Arvin memutar tubuhnya agar menghadapnya. “Sama-sama, Sayang. Aku cuma ingin kamu istirahat dari semua beban yang bukan milikmu. Dan senang sekali harapanku Tuhan kabulkan.”
Zahra menatap wajah suaminya lama.
“Aku sudah lebih ikhlas sekarang,” katanya pelan. “Apa pun yang terjadi nanti… aku percaya Allah tahu yang terbaik.”
Arvin mengusap air mata tipis di sudut matanya. “Itu Zahra yang aku kenal.”
Perjalanan pulang terasa berbeda dari perjalanan datang. Tidak ada keheningan tegang. Tidak ada pikiran yang berlarian liar.
Zahra bersandar nyaman di kursi mobil, tangannya menggenggam tangan Arvin di atas konsol tengah. Mereka sesekali berbincang ringan, sesekali hanya menikmati musik pelan yang mengalun dari radio.
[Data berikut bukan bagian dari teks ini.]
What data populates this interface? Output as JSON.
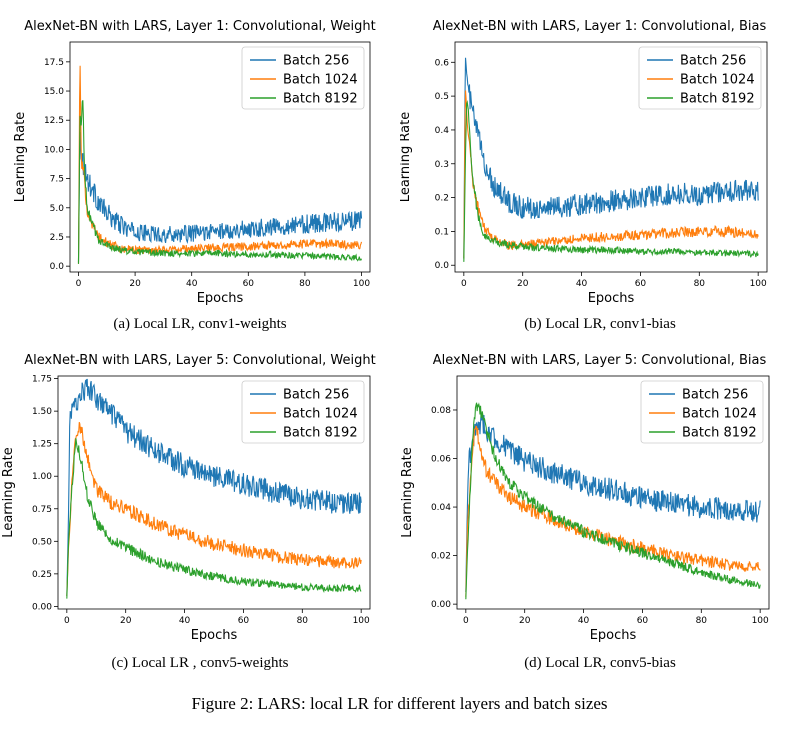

Ketika mobil mulai menuruni jalan berkelok Puncak dan kota perlahan terlihat di kejauhan, Zahra menarik napas panjang.
“Siap kembali ke dunia nyata?” tanya Arvin.
Zahra tersenyum lembut. “Sekarang aku siap.”
Empat hari itu tidak menghapus masalah. Tidak mengubah masa lalu. Tidak menghilangkan semua luka.
Tapi empat hari itu mengubah cara Zahra memandangnya.
Ia tidak lagi berdiri sebagai perempuan yang terus menyalahkan diri sendiri. Ia pulang sebagai istri yang lebih tenang. Sebagai calon ibu yang lebih kuat. Sebagai hamba yang mulai belajar berserah.
Dan di kursi pengemudi, Arvin tahu satu hal pasti: liburan itu bukan sekadar pelarian.
Itu adalah titik balik.
Ketika mereka akhirnya tiba di rumah menjelang sore, Zahra turun dari mobil dengan langkah ringan. Ia menatap rumah itu bukan lagi dengan bayangan kecemasan, tapi dengan hati yang lebih siap menghadapi apa pun yang menunggu.
Arvin menggenggam tangannya sebelum mereka masuk.
“Kita hadapi sama-sama,” katanya.
Zahra mengangguk.
“Iya. Sama-sama.”
Dan untuk pertama kalinya setelah sekian lama, kata itu terasa benar-benar utuh.